God's scales of Justice hang between
The deed Unjust and the end Unseen,
And the sparrow's fall in the one is weighed
By the Lord's own Hand in the other laid.
In the prairie path to our Sun-set gate,
In the flow'ring heart of a new-born State,
Are the hopes of an old man's waning years,
'Neath headstones worn by an old man's tears.

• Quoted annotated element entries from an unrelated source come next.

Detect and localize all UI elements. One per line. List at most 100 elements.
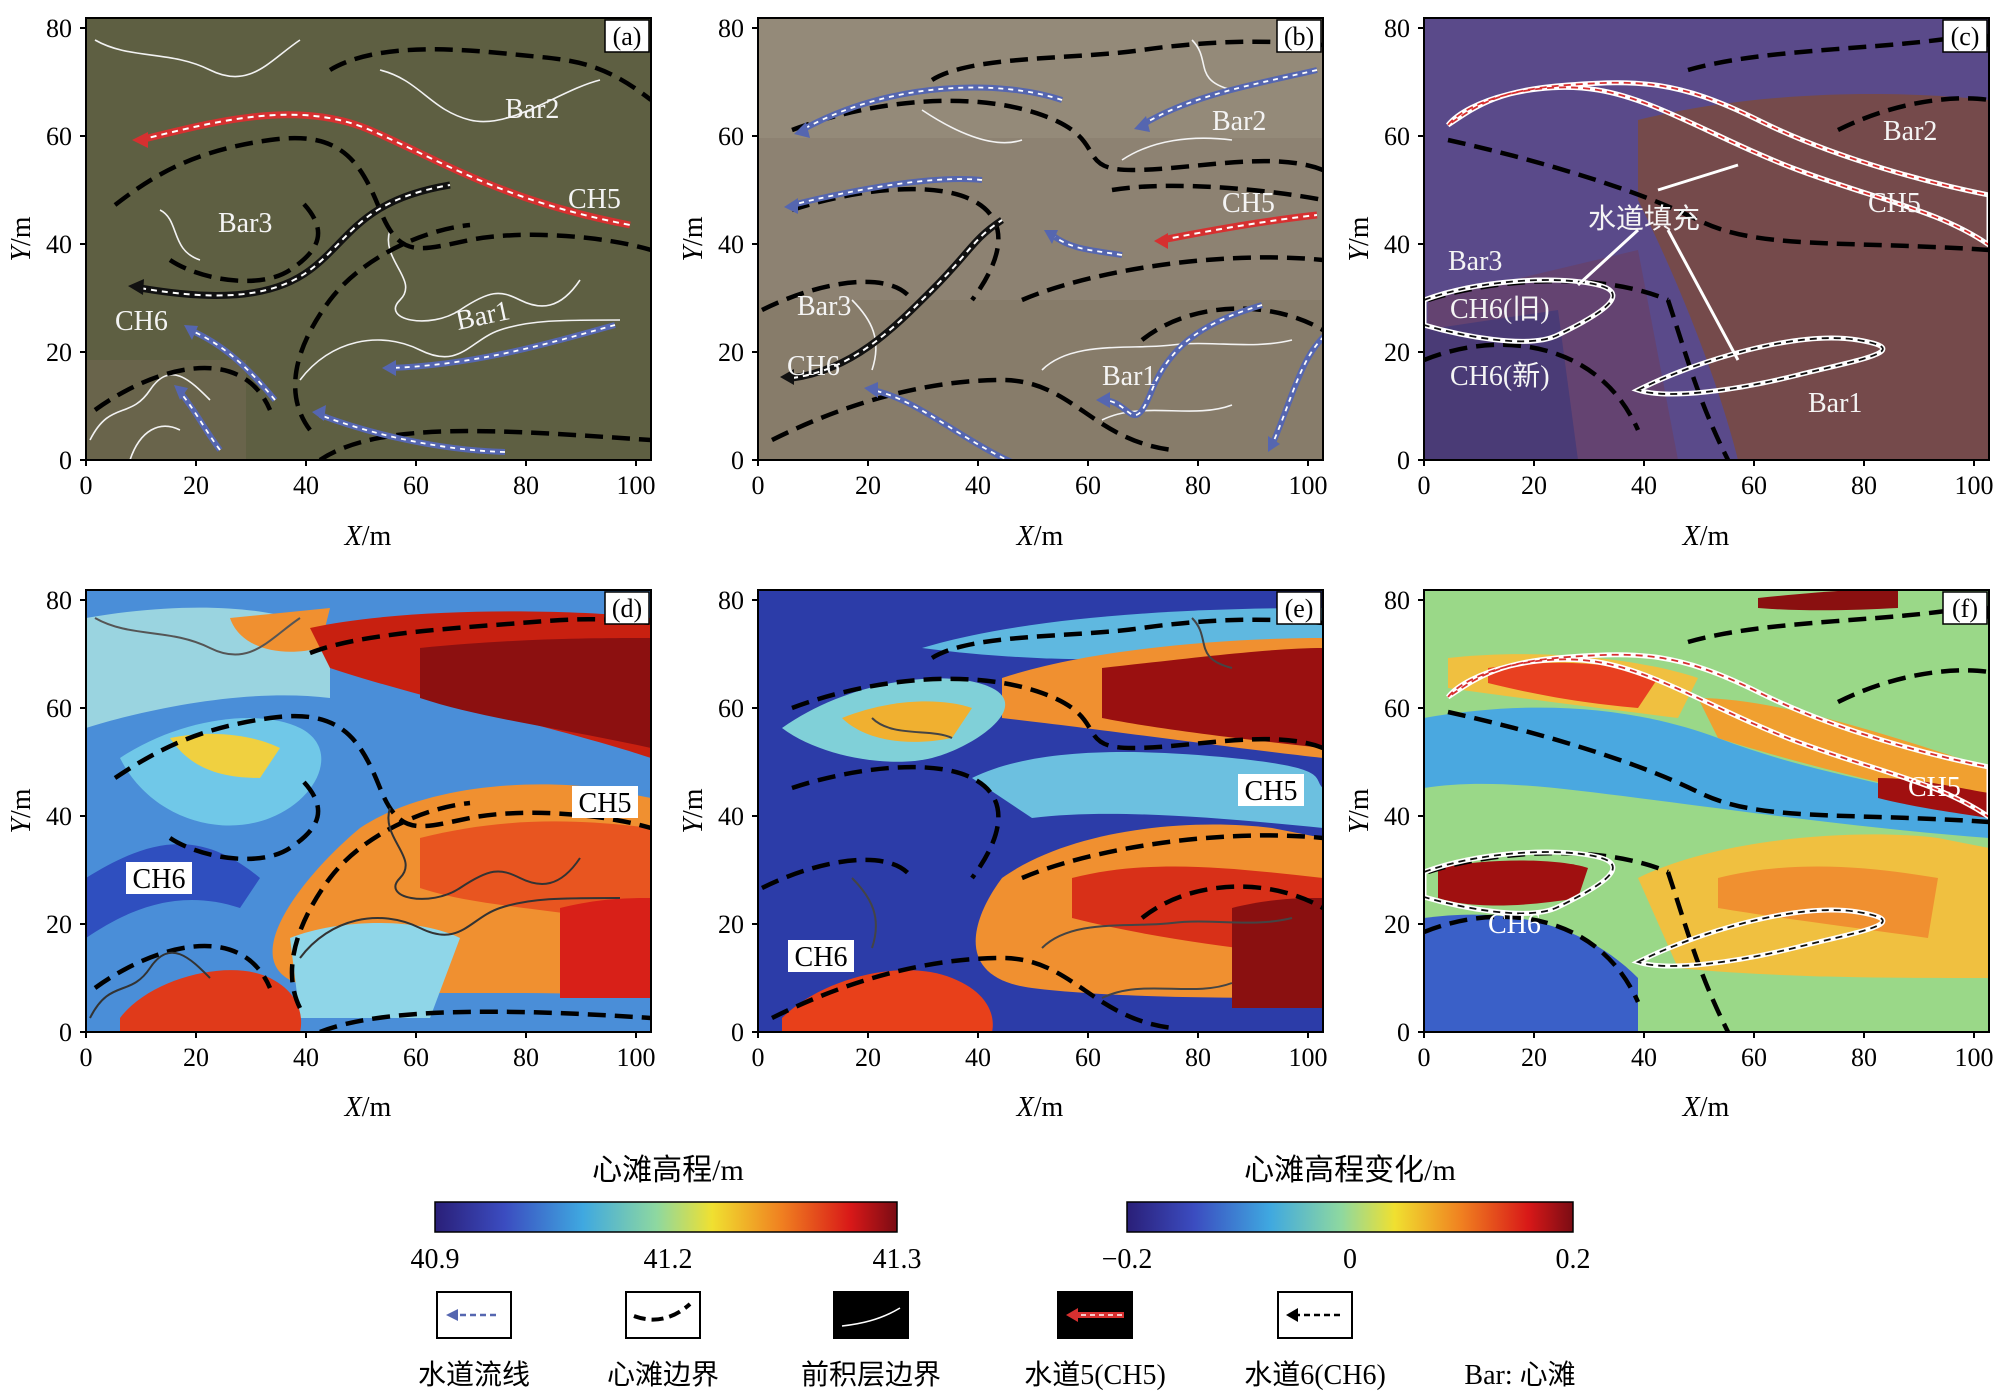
svg-text:前积层边界: 前积层边界 — [801, 1359, 941, 1391]
svg-text:0: 0 — [752, 1043, 765, 1072]
svg-text:60: 60 — [718, 694, 744, 723]
svg-text:100: 100 — [617, 471, 656, 500]
label-ch6-a: CH6 — [115, 306, 168, 337]
svg-text:40: 40 — [293, 1043, 319, 1072]
label-bar2-c: Bar2 — [1883, 116, 1937, 147]
svg-text:20: 20 — [46, 910, 72, 939]
svg-text:20: 20 — [1521, 471, 1547, 500]
bar-boundaries-a — [93, 47, 651, 460]
label-bar2-b: Bar2 — [1212, 106, 1266, 137]
annotation-leaders-c — [1576, 163, 1740, 361]
svg-text:0: 0 — [59, 446, 72, 475]
legend-item-ch5: 水道5(CH5) — [1024, 1291, 1166, 1391]
svg-text:0: 0 — [59, 1018, 72, 1047]
svg-text:水道6(CH6): 水道6(CH6) — [1244, 1359, 1386, 1391]
svg-text:0: 0 — [1397, 1018, 1410, 1047]
svg-text:Y/m: Y/m — [6, 788, 37, 833]
svg-text:40: 40 — [1631, 1043, 1657, 1072]
label-bar1-c: Bar1 — [1808, 388, 1862, 419]
svg-text:20: 20 — [855, 471, 881, 500]
svg-text:100: 100 — [1289, 471, 1328, 500]
svg-text:60: 60 — [46, 694, 72, 723]
label-ch6-new-c: CH6(新) — [1450, 360, 1550, 392]
label-ch5-d: CH5 — [579, 788, 632, 819]
svg-text:0: 0 — [80, 471, 93, 500]
svg-text:60: 60 — [403, 1043, 429, 1072]
panel-tag-c: (c) — [1951, 22, 1980, 51]
panel-e: (e) CH5 CH6 0 20 40 60 80 0 20 40 60 80 … — [678, 586, 1328, 1123]
label-ch6-e: CH6 — [795, 942, 848, 973]
svg-text:20: 20 — [1521, 1043, 1547, 1072]
panel-tag-f: (f) — [1952, 594, 1978, 623]
svg-text:Y/m: Y/m — [678, 788, 709, 833]
svg-text:20: 20 — [855, 1043, 881, 1072]
panel-tag-d: (d) — [612, 594, 642, 623]
label-ch6-f: CH6 — [1488, 909, 1541, 940]
svg-text:60: 60 — [46, 122, 72, 151]
panel-d: (d) CH5 CH6 0 20 40 60 80 0 20 40 60 80 … — [6, 586, 656, 1123]
svg-text:40: 40 — [1384, 802, 1410, 831]
label-ch6-d: CH6 — [133, 864, 186, 895]
svg-text:0: 0 — [1418, 1043, 1431, 1072]
legend-item-flowline: 水道流线 — [418, 1291, 530, 1391]
label-channel-fill-c: 水道填充 — [1588, 203, 1700, 235]
svg-text:40: 40 — [46, 802, 72, 831]
label-bar3-a: Bar3 — [218, 208, 272, 239]
label-bar1-b: Bar1 — [1102, 361, 1156, 392]
panel-tag-e: (e) — [1285, 594, 1314, 623]
svg-text:41.3: 41.3 — [873, 1244, 922, 1275]
svg-text:80: 80 — [1185, 1043, 1211, 1072]
panel-c: Bar2 CH5 水道填充 Bar3 CH6(旧) CH6(新) Bar1 (c… — [1344, 14, 1994, 552]
ch5-arrow-head-a — [132, 132, 148, 148]
svg-text:40: 40 — [1384, 230, 1410, 259]
y-axis-a: 0 20 40 60 80 — [46, 14, 86, 475]
svg-text:心滩高程变化/m: 心滩高程变化/m — [1244, 1154, 1456, 1187]
svg-text:Y/m: Y/m — [1344, 216, 1375, 261]
x-axis-label-a: X/m — [344, 521, 392, 552]
svg-text:0: 0 — [731, 1018, 744, 1047]
svg-text:20: 20 — [718, 910, 744, 939]
svg-text:80: 80 — [46, 586, 72, 615]
svg-text:60: 60 — [1741, 1043, 1767, 1072]
svg-text:X/m: X/m — [1682, 521, 1730, 552]
panel-tag-b: (b) — [1284, 22, 1314, 51]
legend: 水道流线 心滩边界 前积层边界 水道5(CH5) 水道6(CH6) Bar: 心… — [418, 1291, 1576, 1391]
svg-text:100: 100 — [1955, 1043, 1994, 1072]
svg-text:20: 20 — [1384, 910, 1410, 939]
svg-text:40: 40 — [965, 1043, 991, 1072]
svg-text:80: 80 — [513, 1043, 539, 1072]
label-bar2-a: Bar2 — [505, 94, 559, 125]
svg-text:Y/m: Y/m — [678, 216, 709, 261]
label-ch5-f: CH5 — [1908, 772, 1961, 803]
svg-text:60: 60 — [1384, 694, 1410, 723]
svg-text:Y/m: Y/m — [1344, 788, 1375, 833]
svg-text:80: 80 — [513, 471, 539, 500]
panel-b: Bar2 CH5 Bar3 CH6 Bar1 (b) 0 20 40 60 80… — [678, 14, 1328, 552]
svg-text:X/m: X/m — [1682, 1092, 1730, 1123]
svg-text:60: 60 — [403, 471, 429, 500]
svg-text:X/m: X/m — [1016, 1092, 1064, 1123]
colorbar-elevation: 心滩高程/m 40.9 41.2 41.3 — [411, 1154, 922, 1275]
legend-note: Bar: 心滩 — [1464, 1359, 1575, 1391]
svg-text:60: 60 — [1384, 122, 1410, 151]
panel-a: Bar2 Bar3 Bar1 CH5 CH6 (a) 0 20 40 60 80… — [6, 14, 656, 552]
svg-text:0: 0 — [1397, 446, 1410, 475]
svg-text:40: 40 — [1631, 471, 1657, 500]
label-ch6-old-c: CH6(旧) — [1450, 294, 1550, 325]
label-ch5-c: CH5 — [1868, 188, 1921, 219]
svg-text:80: 80 — [1185, 471, 1211, 500]
svg-text:0: 0 — [1343, 1244, 1357, 1275]
svg-text:80: 80 — [1851, 471, 1877, 500]
svg-text:80: 80 — [46, 14, 72, 43]
svg-text:60: 60 — [718, 122, 744, 151]
y-axis-label-a: Y/m — [6, 216, 37, 261]
svg-text:60: 60 — [1075, 471, 1101, 500]
panel-tag-a: (a) — [613, 22, 642, 51]
svg-text:80: 80 — [1384, 586, 1410, 615]
svg-text:80: 80 — [718, 586, 744, 615]
panel-f: (f) CH5 CH6 0 20 40 60 80 0 20 40 60 80 … — [1344, 586, 1994, 1123]
label-ch6-b: CH6 — [787, 351, 840, 382]
x-axis-a: 0 20 40 60 80 100 — [80, 460, 656, 500]
svg-text:40: 40 — [965, 471, 991, 500]
svg-text:水道流线: 水道流线 — [418, 1359, 530, 1391]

When the bright sun sinks in the rose-lipped West,
His last red ray is the headstone's crest;
And the mounds he laves in a crimson flood
Are a Soldier's wealth baptized in blood!
Do ye ask who reared those headstones there,
And crowned with thorns a sire's gray hair?
And by whom the Land's great debt was paid
To the Soldier old, in the graves they made?
Shrink, Pity! shrink, at the question dire;
And, Honor, burn in a blush of fire!
Turn, Angel, turn from the page thine eyes,
Or the Sin, once written, never dies!
They were men of the Land he had fought to save
From a foreign foe that had crossed the wave,
When his sun-lit youth was a martial song,
And shook a throne as it swelled along.
They were sons of the clime whose soft, warm breath
Is the soul of earth, and a life in death;
Where the Summer dreams on the couch of Spring,
And the songs of birds through the whole year ring;
Where the falling leaf is the cup that grew
To catch the gems of the new leaf's dew,
And the winds that through the vine-leaves creep
Are the sighs of Time in a pleasant sleep.